Map reveals areas worst affected by grass pollen causing hay fever for many more Brits

The experts have warned that HAY fever will likely affect millions of Brits in the coming weeks.

The good weather that we will be experiencing over the Bank Holiday weekend is likely to increase the pollen count in much of England.

High pollen is expected across most of England and Wales from Monday to Friday except the North East, where it will be low. Counts in Yorkshire and the Humber and East of England are also expected to be medium


Pollen levels are high across England and Wales, except in the North East. Yorkshire, the Humber region and East of England will also have medium pollen counts.

As grass pollen season is now in full swing, millions of allergy sufferers will have to endure misery.

Allergen expert ​​Max Wiseberg, of HayMax, said: “This is not good news for hay fever sufferers.

“The grass pollen season has well and truly started in England and Wales and peaks in the UK in June and July.

“Grass pollen causes very unpleasant symptoms in the sufferer including sneezing, a runny nose, a stuffed up nose, itchy and watery or streaming eyes, nasal congestion and a general stuffed up feeling in the nose and throat.”

From Monday through Friday, high pollen levels are expected in most parts of England and Wales except for the North East where they will be very low.

The Counts for Yorkshire, the Humber region and East England will also be considered medium.

Met Office has said that pollen levels in Scotland and Northern Ireland are expected to be low.

Hay fever, also known as an allergic reaction, is a result of pollen coming into contact with mouth, nose or eyes.

The symptoms include red and watery eyes or a runny nose.
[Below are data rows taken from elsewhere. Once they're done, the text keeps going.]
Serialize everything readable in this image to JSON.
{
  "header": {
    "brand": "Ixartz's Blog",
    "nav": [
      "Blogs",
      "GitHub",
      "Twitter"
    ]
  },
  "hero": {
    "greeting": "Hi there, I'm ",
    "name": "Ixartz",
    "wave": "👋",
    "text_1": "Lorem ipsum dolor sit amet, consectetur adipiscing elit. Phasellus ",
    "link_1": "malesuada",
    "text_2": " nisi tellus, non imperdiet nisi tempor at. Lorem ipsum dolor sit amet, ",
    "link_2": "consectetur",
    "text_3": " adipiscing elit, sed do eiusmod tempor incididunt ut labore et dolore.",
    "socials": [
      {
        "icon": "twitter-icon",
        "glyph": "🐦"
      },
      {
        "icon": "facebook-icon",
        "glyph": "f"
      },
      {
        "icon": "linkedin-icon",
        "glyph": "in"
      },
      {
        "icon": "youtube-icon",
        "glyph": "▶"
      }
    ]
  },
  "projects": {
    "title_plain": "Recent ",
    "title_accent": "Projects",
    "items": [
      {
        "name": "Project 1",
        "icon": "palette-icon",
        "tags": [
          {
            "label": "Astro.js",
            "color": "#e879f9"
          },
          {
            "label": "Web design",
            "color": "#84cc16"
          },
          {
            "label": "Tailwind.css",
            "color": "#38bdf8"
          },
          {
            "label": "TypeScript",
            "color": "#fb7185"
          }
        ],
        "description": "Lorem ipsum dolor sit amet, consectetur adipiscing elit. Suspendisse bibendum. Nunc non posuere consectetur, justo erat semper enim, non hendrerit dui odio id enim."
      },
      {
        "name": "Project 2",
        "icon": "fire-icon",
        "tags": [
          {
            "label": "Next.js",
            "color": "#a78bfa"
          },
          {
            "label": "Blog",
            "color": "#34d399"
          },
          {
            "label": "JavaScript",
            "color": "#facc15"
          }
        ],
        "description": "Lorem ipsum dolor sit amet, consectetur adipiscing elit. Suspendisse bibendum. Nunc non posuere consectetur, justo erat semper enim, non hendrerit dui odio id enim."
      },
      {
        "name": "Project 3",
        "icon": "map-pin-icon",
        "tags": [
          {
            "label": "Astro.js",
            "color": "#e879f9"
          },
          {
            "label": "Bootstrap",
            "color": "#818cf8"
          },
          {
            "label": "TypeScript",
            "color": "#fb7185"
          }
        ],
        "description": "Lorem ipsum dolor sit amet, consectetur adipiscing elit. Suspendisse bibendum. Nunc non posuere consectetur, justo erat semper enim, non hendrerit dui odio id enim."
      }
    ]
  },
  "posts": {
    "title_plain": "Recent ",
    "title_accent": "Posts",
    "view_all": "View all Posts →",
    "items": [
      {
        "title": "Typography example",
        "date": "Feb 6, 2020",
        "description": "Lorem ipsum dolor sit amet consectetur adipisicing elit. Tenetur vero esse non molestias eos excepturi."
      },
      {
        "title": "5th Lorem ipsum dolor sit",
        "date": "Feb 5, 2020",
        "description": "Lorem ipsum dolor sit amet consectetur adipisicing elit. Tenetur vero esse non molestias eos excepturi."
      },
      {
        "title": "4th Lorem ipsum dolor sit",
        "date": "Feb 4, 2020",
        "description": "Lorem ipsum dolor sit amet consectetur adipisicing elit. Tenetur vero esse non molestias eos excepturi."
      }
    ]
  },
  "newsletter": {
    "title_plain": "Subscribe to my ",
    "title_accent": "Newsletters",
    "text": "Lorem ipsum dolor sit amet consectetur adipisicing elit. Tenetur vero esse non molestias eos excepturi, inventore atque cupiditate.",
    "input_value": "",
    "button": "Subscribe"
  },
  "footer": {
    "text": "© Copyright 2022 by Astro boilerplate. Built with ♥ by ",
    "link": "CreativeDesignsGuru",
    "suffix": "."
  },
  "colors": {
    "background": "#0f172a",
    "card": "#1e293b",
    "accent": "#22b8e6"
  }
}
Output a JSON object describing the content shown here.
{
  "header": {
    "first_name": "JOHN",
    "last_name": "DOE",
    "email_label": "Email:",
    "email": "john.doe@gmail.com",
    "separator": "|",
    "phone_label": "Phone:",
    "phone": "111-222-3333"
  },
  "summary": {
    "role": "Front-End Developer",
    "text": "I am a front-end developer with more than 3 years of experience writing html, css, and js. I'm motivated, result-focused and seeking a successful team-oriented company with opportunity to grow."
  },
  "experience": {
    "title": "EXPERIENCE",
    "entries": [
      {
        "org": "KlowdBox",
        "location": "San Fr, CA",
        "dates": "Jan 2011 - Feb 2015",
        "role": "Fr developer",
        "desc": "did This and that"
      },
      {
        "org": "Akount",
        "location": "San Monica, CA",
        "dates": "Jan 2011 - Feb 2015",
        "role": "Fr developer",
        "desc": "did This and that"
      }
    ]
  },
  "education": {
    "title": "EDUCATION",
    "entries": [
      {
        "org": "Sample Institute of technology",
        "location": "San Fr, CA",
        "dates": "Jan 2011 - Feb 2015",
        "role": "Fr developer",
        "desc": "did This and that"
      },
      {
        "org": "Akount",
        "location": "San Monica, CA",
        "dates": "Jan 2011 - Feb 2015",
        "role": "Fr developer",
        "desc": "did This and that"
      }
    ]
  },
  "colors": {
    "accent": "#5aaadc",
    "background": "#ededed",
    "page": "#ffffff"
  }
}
They can also cause a sneezing fit.

Allergies to tree pollen can begin in late March, last until mid-May or grass.

The pollen count is usually higher early in the morning or late at night, but can be elevated throughout the day.

The threshold for “high” pollen depends on the type of pollen, but usually hay fever symptoms begin when the pollen count is 50 grains per cubic metre of air.

In the case of grass, between 50-150 pollen grains are considered to be high. And for birch, between 81-200 pollen grains would also qualify as high.

Experts suggest using antihistamines — including tablets and nasal sprays — to ease symptoms.

Mr Wiseberg said: “Antihistamines are a common remedy for hay fever.

“When we get these allergies our body reacts to the allergen and produces too many histamines which trigger the unpleasant symptoms.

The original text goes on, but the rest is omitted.